Arrêt du 23 janvier 2009
Ire Cour de droit public

Composition
MM. les Juges Féraud, Président, Reeb, Raselli, Fonjallaz et Eusebio.
Greffier: M. Kurz.

Parties
Gilles de Riedmatten,
Stephan Bumann,
Pierre-André Charbonnet,
Jacques Cordonier,
Gérald Dayer,
Simon Darioli,
Françoise Gianadda,
Philippe Hatt,
Jean-François Lovey,
Nicolas Mayor,
Christian Melly,
Claude Pottier,
Peter Scheibler,
René Schwéry,
Georges Seewer,,
Philippe Spörri,
Célestin Thétaz,
Marc-André Tudisco,
Pierre-Joseph Uldry,
Christian Varone,
recourants, représentés par Me Philippe Pont, avocat,

contre

Grand Conseil du canton du Valais,
représenté par Me Michel Ducrot, avocat,

Objet
recours en matière de droit public contre la modification de la loi fixant le
statut des fonctionnaires et employés de l'Etat du Valais, adoptée par le Grand
Conseil le 14 février 2008,

Faits:

A.
Le 11 février 2005, la Commission Mesures structurelles du Grand Conseil du
canton du Valais a présenté une motion visant à modifier la loi fixant le
statut des fonctionnaires et employés de l'Etat du Valais (loi sur le statut
des fonctionnaires, LSF; RS/VS 172.2), afin que les chefs de service soient
engagés non plus comme fonctionnaires, mais par contrat de droit privé. Il
s'agissait d'instituer une certaine souplesse dans l'organisation de
l'administration et d'éviter notamment que "des structures ne perdurent qu'en
raison d'un chef nommé dans un contexte révolu".
Dans sa réponse à la motion, le Conseil d'Etat valaisan estima que les
objectifs de souplesse pouvaient être atteints dans le cadre de la législation
existante; les mesures de réorganisation ne concernaient pas que les chefs de
service.
La motion ayant été acceptée par le Grand Conseil valaisan le 13 mai 2005, le
Conseil d'Etat a présenté un projet de loi visant à l'abolition du statut de
fonctionnaire pour les chefs de service et à l'instauration de rapports de
travail de droit public; cela permettait d'atteindre les buts visés par la
motion et ne nécessitait pas, au contraire d'un engagement de droit privé, de
changements d'ordre constitutionnel.

B.
Le 14 février 2008, le Grand Conseil du canton du Valais a adopté la
modification de la LSF, portant sur la modification des articles 1 al. 2 et 2
al. 2 dont la nouvelle teneur est la suivante:
Art. 1 Champ d'application

2Les dispositions de l'article 5 (durée de la période administrative), de
l'article 6 (nomination et temps d'essai) ainsi que des articles 33 à 35
(résiliation et renouvellements des rapports de service) ne sont pas
applicables aux chefs de service (rapport de droit public).

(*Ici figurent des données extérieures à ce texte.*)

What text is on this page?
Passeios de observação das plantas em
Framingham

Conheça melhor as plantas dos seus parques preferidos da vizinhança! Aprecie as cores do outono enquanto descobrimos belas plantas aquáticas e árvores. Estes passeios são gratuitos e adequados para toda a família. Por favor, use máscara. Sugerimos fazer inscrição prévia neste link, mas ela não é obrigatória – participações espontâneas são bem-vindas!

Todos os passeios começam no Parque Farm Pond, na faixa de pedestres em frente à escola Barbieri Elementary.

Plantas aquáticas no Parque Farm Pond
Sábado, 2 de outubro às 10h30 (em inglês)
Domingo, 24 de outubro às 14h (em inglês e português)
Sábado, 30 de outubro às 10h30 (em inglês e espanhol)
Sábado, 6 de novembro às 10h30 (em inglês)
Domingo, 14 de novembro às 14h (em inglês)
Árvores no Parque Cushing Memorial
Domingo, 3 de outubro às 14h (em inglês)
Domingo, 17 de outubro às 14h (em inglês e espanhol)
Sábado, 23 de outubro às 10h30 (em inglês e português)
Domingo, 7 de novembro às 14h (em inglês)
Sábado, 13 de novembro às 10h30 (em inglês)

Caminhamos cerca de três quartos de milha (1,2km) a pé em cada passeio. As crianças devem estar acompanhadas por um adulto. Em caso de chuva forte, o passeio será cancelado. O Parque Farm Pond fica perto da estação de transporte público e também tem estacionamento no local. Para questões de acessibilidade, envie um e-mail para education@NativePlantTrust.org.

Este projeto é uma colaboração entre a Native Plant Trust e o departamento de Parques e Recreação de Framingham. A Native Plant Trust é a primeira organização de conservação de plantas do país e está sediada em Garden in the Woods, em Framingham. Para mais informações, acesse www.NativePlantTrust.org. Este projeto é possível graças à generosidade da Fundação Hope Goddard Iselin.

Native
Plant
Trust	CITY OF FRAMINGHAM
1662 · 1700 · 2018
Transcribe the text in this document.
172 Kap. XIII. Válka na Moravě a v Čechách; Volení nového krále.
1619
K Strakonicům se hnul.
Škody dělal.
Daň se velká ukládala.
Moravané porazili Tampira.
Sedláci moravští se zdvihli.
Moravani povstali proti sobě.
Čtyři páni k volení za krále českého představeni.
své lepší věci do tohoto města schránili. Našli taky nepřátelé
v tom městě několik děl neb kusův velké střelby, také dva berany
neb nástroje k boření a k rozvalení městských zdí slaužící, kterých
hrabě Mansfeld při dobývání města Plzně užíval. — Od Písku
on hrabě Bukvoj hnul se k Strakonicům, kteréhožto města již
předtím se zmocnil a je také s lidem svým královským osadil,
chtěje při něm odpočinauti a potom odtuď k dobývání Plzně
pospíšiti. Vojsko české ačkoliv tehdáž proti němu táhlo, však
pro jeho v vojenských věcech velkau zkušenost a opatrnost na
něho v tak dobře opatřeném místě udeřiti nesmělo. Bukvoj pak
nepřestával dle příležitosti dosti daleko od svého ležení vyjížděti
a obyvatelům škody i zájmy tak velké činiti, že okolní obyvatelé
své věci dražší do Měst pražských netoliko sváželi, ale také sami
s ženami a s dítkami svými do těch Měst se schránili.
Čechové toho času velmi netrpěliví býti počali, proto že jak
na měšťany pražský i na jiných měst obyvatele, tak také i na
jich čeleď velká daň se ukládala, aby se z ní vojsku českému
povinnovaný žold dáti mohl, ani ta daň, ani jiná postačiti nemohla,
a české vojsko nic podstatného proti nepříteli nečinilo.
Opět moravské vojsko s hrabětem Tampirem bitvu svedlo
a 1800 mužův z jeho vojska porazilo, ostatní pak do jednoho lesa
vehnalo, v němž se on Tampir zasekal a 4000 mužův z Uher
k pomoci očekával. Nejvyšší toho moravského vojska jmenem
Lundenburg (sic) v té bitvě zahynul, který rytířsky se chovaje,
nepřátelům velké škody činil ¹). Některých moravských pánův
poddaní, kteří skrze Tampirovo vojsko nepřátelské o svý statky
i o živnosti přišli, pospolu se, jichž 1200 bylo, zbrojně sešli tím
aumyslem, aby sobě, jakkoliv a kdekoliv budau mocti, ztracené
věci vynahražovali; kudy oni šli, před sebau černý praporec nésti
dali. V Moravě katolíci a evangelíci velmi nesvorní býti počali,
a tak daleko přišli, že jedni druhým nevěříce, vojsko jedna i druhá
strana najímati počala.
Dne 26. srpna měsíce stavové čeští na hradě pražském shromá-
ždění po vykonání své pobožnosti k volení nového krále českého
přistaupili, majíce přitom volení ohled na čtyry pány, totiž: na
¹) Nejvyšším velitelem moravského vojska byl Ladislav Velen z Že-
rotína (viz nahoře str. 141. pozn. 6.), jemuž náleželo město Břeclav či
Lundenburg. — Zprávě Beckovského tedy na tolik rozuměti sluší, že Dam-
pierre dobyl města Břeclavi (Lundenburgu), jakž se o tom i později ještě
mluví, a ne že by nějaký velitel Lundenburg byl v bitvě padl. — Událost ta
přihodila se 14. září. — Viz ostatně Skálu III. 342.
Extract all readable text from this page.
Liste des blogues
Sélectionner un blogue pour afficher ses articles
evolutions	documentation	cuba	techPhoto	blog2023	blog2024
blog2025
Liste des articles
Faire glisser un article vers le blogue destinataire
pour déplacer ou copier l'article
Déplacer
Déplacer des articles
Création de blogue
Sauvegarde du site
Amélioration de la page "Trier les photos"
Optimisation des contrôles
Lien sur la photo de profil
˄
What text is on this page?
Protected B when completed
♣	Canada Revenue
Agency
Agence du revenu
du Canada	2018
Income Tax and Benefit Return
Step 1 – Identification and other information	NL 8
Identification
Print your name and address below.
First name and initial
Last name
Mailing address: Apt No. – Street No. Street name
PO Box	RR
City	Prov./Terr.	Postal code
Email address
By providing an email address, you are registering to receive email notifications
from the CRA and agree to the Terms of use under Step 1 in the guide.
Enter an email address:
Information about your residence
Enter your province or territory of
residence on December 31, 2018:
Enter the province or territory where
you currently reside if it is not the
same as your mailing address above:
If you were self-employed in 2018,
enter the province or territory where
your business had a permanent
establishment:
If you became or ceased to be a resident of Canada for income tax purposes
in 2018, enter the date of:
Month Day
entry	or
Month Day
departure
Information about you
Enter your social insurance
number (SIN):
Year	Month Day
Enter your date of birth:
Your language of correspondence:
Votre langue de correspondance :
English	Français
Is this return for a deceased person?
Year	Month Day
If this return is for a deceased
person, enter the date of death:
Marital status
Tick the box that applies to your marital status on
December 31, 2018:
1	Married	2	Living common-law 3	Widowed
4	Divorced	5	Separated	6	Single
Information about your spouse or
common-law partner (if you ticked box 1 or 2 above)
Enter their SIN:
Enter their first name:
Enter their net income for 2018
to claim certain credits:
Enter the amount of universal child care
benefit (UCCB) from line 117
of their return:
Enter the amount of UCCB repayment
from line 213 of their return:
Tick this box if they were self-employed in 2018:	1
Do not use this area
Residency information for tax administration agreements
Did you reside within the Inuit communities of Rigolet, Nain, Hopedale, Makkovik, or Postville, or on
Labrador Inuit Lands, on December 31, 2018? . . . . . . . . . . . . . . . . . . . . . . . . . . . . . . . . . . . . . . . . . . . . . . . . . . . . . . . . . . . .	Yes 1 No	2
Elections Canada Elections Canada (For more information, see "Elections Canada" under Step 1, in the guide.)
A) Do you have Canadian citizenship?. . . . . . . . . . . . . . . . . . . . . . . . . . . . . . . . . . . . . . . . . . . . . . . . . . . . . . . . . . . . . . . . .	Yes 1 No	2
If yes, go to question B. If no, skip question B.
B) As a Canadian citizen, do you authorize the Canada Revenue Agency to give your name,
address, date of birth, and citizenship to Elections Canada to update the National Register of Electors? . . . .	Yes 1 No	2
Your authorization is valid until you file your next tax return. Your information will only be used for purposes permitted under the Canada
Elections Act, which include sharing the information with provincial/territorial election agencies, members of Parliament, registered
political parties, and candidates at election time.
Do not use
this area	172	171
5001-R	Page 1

Sont applicables à
cet égard les dispositions du code des obligations en la matière.
Art. 2 Définition de la qualité de fonctionnaire et d'employé

2Sont considérés comme employés, sous rapport de droit public, les chefs de
service et la personne qui est nommée à titre d'essai. Ils ne disposent pas du
statut de fonctionnaire.

C.
Gilles de Riedmatten ainsi que dix-neuf consorts, tous chefs de service au sein
de l'administration cantonale valaisanne, forment un recours en matière de
droit public. Ils concluent à l'annulation de la modification législative du 14
février 2008.
Le Grand Conseil valaisan conclut au rejet du recours dans la mesure où il est
recevable.

Considérant en droit:

1.
Selon l'art. 82 let. b LTF, le Tribunal fédéral connaît des recours en matière
de droit public contre les actes normatifs cantonaux. Les recourants ont agi
dans le délai prévu à l'art. 101 LTF. La modification législative ne peut faire
l'objet d'aucun recours cantonal, de sorte que le recours est directement
recevable (art. 87 al. 1 LTF). En tant que chefs de service dans
l'administration cantonale, les recourants sont directement touchés par la
réglementation attaquée; ils ont qualité pour agir (art. 89 al. 1 let. b LTF).

2.
Les recourants se plaignent d'une inégalité de traitement contraire à l'art. 8
Cst. La modification législative traiterait les chefs de service différemment
des autres employés de l'Etat, sans aucune raison objective, alors que les
autres cadres supérieurs (directeurs, délégués ou adjoints du chef de service)
ne sont pas touchés. Seule une quarantaine de personnes étant visée, l'argument
de la flexibilité tomberait à faux. Par ailleurs, les chefs de service auraient
le même statut que les personnes nommées à titre d'essai ou les auxiliaires,
alors que leur fonction, hiérarchiquement élevée puisqu'elle comprend la
délégation des compétences de la part des chefs de départements, implique une
certaine durée. Les autres réglementations, fédérale et cantonales, prévoyant
l'engagement de droit public, s'appliqueraient à l'ensemble du personnel de
l'administration.

2.1 Dans le cadre d'un contrôle abstrait des normes, le Tribunal fédéral
examine librement la conformité d'un acte normatif au droit constitutionnel. Il
s'impose cependant une certaine retenue eu égard notamment aux principes
découlant du fédéralisme et de la proportionnalité. Dans ce contexte, ce qui
est décisif, c'est que la norme mise en cause puisse, d'après les principes
d'interprétation reconnus, se voir attribuer un sens compatible avec les droits
fondamentaux invoqués. Le Tribunal fédéral n'annule dès lors une norme
cantonale que lorsque celle-ci ne se prête à aucune interprétation conforme à
la Constitution fédérale ou à la Convention européenne des droits de l'homme.
Pour en juger, il faut notamment tenir compte de la portée de l'atteinte aux
droits fondamentaux en cause, de la possibilité d'obtenir ultérieurement, par
un contrôle concret de la norme, une protection juridique suffisante, et des
circonstances concrètes dans lesquelles ladite norme sera appliquée (arrêt
2C_218/2007 du 9 octobre 2007 consid. 1.5; arrêt 2C_71/2007 du 9 octobre 2007
consid. 2.6; cf. sous l'empire de l'ancien droit, ATF 129 I 12 consid. 3.2 p.
15; 128 I 327 consid. 3.1 p. 334/335 et les arrêts cités).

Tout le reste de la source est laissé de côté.